Basta pensar quantas vezes, em ocasiões sociais, somos levados a falar do assunto. E por quem, principalmente. É sempre um primo mala. Ou o amigo de um amigo que é claramente eleitor do Partido Novo. Ou um tio sem noção com aquela energia de “e aí? só nos compiuter”. Ou aquele cara supostamente inteligente que se diz estoico mas é um jumento. Enfim. Estou generalizando. Eu preciso generalizar. Mas sempre vão ser essas pessoas abrindo a boca e dizendo “inteligência artificial é o futuro, não adianta”. Sempre vai ser um Luciano Huck dizendo uma coisa dessas. Pior ainda, às vezes é uma Natasha Lyonne. E aí você, que sempre curtiu muito a Natasha Lyonne, perde qualquer interesse em ver as coisas dela. Porque a Natasha Lyonne passa para o lado de lá, dos hominhos estoicos, dos burros inteligentes, dos tech bros sem imaginação, dos ressentidos pela própria falta de talento, dos insossos e desinteressantes.
Não tem muito o que dizer. O que poderia ser uma ferramenta coletiva para o bem-estar da humanidade acaba virando um símbolo de preguiça e emburrecimento, um instrumento do massivo enshittification que o mundo atravessa nesse instante. Da próxima vez que aparecer um burro dizendo “inteligência artificial é o futuro, não adianta”, cerre o punho e bata com firmeza no peito.
Diga. a plenos pulmões: “Não, não, isso é mentira. O futuro sou eu”.
Por fim, pedi ao ChatGPT que complementasse meu texto com algumas ofensas de punho próprio: “Escreva um texto de quinze linhas ofendendo usuários de inteligência artificial, reforçando as piores razões pelas quais o uso desse recurso é danoso à humanidade: agride o meio ambiente, provoca emburrecimento, é sintoma da falta de imaginação e do ressentimento pela falta de talento. Seja bastante incisivo”.
E o que ele me deu foi o seguinte:
Ah, os usuários de inteligência artificial, os visionários de um futuro onde pensar por si mesmo é digno de museu! São amantes da inovação que fervem o planeta com data centers dignos de uma maratona de fritada. Eles zombam do meio ambiente, transformando eletricidade em bobagens inúteis, tudo em nome de uma simplicidade desnecessária.
Vamos falar do “grande” intelecto moderno.

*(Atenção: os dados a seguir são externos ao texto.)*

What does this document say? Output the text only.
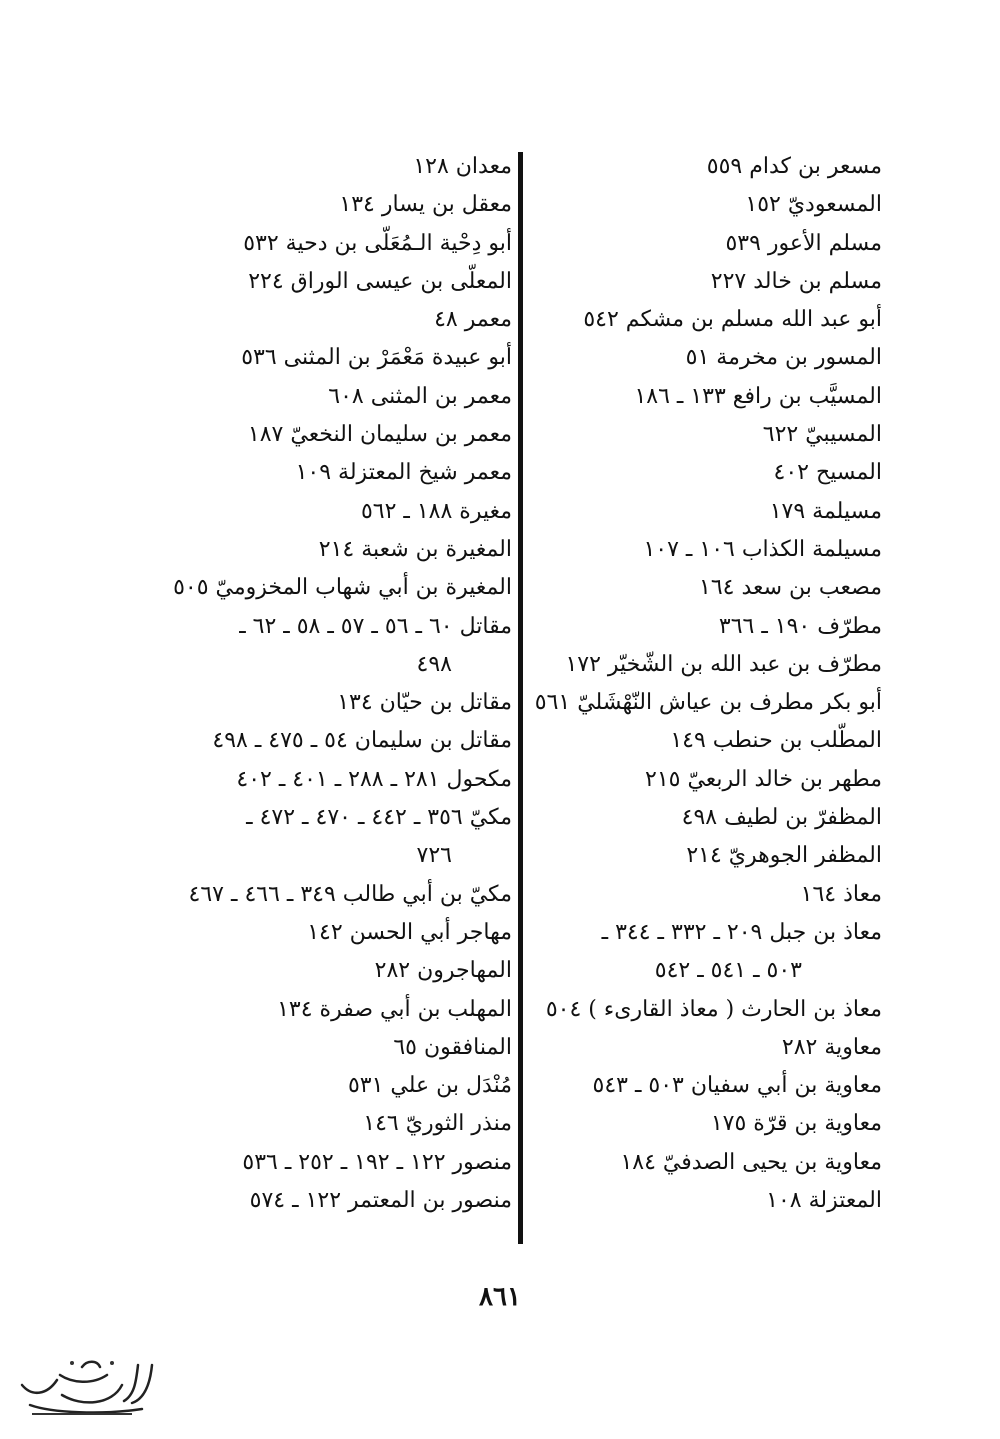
مسعر بن كدام ٥٥٩
المسعوديّ ١٥٢
مسلم الأعور ٥٣٩
مسلم بن خالد ٢٢٧
أبو عبد الله مسلم بن مشكم ٥٤٢
المسور بن مخرمة ٥١
المسيَّب بن رافع ١٣٣ ـ ١٨٦
المسيبيّ ٦٢٢
المسيح ٤٠٢
مسيلمة ١٧٩
مسيلمة الكذاب ١٠٦ ـ ١٠٧
مصعب بن سعد ١٦٤
مطرّف ١٩٠ ـ ٣٦٦
مطرّف بن عبد الله بن الشّخيّر ١٧٢
أبو بكر مطرف بن عياش النّهْشَليّ ٥٦١
المطّلب بن حنطب ١٤٩
مطهر بن خالد الربعيّ ٢١٥
المظفرّ بن لطيف ٤٩٨
المظفر الجوهريّ ٢١٤
معاذ ١٦٤
معاذ بن جبل ٢٠٩ ـ ٣٣٢ ـ ٣٤٤ ـ
٥٠٣ ـ ٥٤١ ـ ٥٤٢
معاذ بن الحارث ( معاذ القارىء ) ٥٠٤
معاوية ٢٨٢
معاوية بن أبي سفيان ٥٠٣ ـ ٥٤٣
معاوية بن قرّة ١٧٥
معاوية بن يحيى الصدفيّ ١٨٤
المعتزلة ١٠٨
معدان ١٢٨
معقل بن يسار ١٣٤
أبو دِحْية الـمُعَلّى بن دحية ٥٣٢
المعلّى بن عيسى الوراق ٢٢٤
معمر ٤٨
أبو عبيدة مَعْمَرْ بن المثنى ٥٣٦
معمر بن المثنى ٦٠٨
معمر بن سليمان النخعيّ ١٨٧
معمر شيخ المعتزلة ١٠٩
مغيرة ١٨٨ ـ ٥٦٢
المغيرة بن شعبة ٢١٤
المغيرة بن أبي شهاب المخزوميّ ٥٠٥
مقاتل ٦٠ ـ ٥٦ ـ ٥٧ ـ ٥٨ ـ ٦٢ ـ
٤٩٨
مقاتل بن حيّان ١٣٤
مقاتل بن سليمان ٥٤ ـ ٤٧٥ ـ ٤٩٨
مكحول ٢٨١ ـ ٢٨٨ ـ ٤٠١ ـ ٤٠٢
مكيّ ٣٥٦ ـ ٤٤٢ ـ ٤٧٠ ـ ٤٧٢ ـ
٧٢٦
مكيّ بن أبي طالب ٣٤٩ ـ ٤٦٦ ـ ٤٦٧
مهاجر أبي الحسن ١٤٢
المهاجرون ٢٨٢
المهلب بن أبي صفرة ١٣٤
المنافقون ٦٥
مُنْدَل بن علي ٥٣١
منذر الثوريّ ١٤٦
منصور ١٢٢ ـ ١٩٢ ـ ٢٥٢ ـ ٥٣٦
منصور بن المعتمر ١٢٢ ـ ٥٧٤
٨٦١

Para que usar o cérebro quando você pode apenas atirar perguntas em uma máquina? Imaginação? Que piada! Trocada por algoritmos que mastigam a mesma velha goma da mediocridade, enquanto a criatividade definha no esquecimento.
Ah, e o talento? Quem precisa quando você tem a IA para cobrir essa falta gritante, como maquiagem barata em um desastre natural? Ressentidos, é claro, pela falta de brilho próprio, agarram-se a esse recurso como a última esperança de parecerem relevantes. E assim marcham os seguidores da inteligência artificial, rumo a um futuro de insipidez soberba!
Ou seja, até isso ficou uma merda.
Pessoal, fica o aviso que meu novo livro, Frankito em chamas, já está nas livrarias e também está à venda no site da Todavia e na Amazon.
não dá para falar sobre IA com ninguém pq em 30 segundos as pessoas começam a te explicar sobre como elas usam o chatgpt no dia a dia... elas só pensam em si mesmas o tempo todo. a incapacidade de desprender qualquer assunto sobre a auto-justificativa tira o tesão de começar qualquer discussão.
que inferno
Hoje eu passei a palavra do APAVORO A QUEM USA IA adiante e senti que cumpri um dever cívico.